When I was younger, riding a bike was all about the competition all about the race and all about training in any way to become a more powerful cyclist and ride faster. I never thought about getting old – as well all do when we are 20. But all too quickly life catches up with you – the years come and go and before you know it you’re looking at your 30th then your 40th and then your 50th year looming over the horizon. Apart from the grey hair and reading glasses, I didn’t really notice my age in the way it seemed to be affecting some of my non cycling friends… and it was obvious that the way I cycled and trained to cycle was the reason I didn’t seem to age in the same way a lot of my friends did.
It turns out that the training methodology and principles I had adhered to so strictly in my youth were now paying me back with interest in my middle age: My energy levels, my mobility, my lack of injury, my lack of pain was, at first, just a talking point in the pub. But later, it had my friends questioning me about how they could achieve what I was achieving and my answer was simple: They needed to start to cycle, but do it with an understanding of what is actually happening physiologically when rotating a pedal at different intensities and different speeds.

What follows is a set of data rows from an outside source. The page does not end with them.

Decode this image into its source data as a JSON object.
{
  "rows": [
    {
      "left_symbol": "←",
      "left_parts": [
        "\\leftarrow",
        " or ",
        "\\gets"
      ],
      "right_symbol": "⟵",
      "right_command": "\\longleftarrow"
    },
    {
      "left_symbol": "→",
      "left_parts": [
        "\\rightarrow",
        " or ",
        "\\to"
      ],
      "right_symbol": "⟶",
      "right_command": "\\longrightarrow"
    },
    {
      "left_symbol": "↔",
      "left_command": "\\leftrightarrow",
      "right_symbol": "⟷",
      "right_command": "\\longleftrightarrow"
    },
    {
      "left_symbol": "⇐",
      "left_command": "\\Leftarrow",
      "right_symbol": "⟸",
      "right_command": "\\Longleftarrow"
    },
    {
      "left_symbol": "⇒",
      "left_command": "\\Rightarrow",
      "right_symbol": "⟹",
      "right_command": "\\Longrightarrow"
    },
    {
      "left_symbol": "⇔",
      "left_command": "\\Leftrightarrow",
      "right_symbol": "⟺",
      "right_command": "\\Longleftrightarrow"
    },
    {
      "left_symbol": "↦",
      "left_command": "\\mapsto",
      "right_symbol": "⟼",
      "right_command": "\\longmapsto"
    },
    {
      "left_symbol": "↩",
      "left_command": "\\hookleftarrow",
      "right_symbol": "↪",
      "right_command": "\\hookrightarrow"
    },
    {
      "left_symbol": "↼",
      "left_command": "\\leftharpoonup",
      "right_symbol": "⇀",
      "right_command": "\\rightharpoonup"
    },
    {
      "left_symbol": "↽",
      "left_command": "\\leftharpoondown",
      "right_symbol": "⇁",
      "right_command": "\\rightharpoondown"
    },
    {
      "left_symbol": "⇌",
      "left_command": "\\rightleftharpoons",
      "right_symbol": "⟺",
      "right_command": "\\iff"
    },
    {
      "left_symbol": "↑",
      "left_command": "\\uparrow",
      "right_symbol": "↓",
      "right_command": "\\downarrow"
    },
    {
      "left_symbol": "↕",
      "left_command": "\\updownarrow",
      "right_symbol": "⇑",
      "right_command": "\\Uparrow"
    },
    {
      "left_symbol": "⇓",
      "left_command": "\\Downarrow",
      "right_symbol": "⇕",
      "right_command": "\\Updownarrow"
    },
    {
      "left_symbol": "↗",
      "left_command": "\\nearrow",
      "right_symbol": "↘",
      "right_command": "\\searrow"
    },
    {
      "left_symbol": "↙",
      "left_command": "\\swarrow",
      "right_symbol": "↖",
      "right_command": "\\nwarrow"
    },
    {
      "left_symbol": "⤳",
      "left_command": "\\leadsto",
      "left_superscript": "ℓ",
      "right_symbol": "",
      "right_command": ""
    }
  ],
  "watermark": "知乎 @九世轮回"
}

A lot of my friends did this, joined me on the bike, and the change was remarkable both in physical strength and weight loss but, more importantly, mobility and general functionality.
I was already teaching power zone training in my indoor cycle classes for Keiser all over the world but I knew it was the virtual on demand digital world of cycling that would allow me to take my training to a huge audience.
I saw on one side Zwift – a competitive power-based platform for cyclists. Avatar based and gamefied, this platform certainly appealed to the weekend warriors tucked away in their basements and garages. On the other side, Peloton – with more hair flicks and would-be ‘fitness influencers’ than you can shake a stick at, but instructor-led and music-based, so not all bad. What i wanted though was a hybrid of the two. I am a massive instructor advocate and therefore instructor-led classes were definitely the way to go but the sessions needed to contain the science behind profiles that I knew would give the results the people were looking for when riding their bike at home or in their studios.
By giving my profiles a Ciclozone Output Level%, based on intensity and the cadence required to deliver that intensity, I could give a rider a goal to aim for in the session and metric analytics to gauge their progress….. and because every session had a different COL%, we could now recommend a higher COL class for your next ride if you were successful in your last, or a slightly lower intensity session if you struggled to hit your last COL level. Simple, effective and most of all fun. Couple this with LIVE classes and a connected community riding, I knew that CicloZone could be the one platform to really educate anyone to get more from their bike sessions.
For me, this is exactly how i approached my own training throughout my career, and it served me very well. I see no reason why it shouldn’t represent the next level in virtual cycle training. This is my vision, this is my vocation… this really is my life… and I look forward to riding with every single one of you very soon.
Let’s just get in the Zone….. and stay there.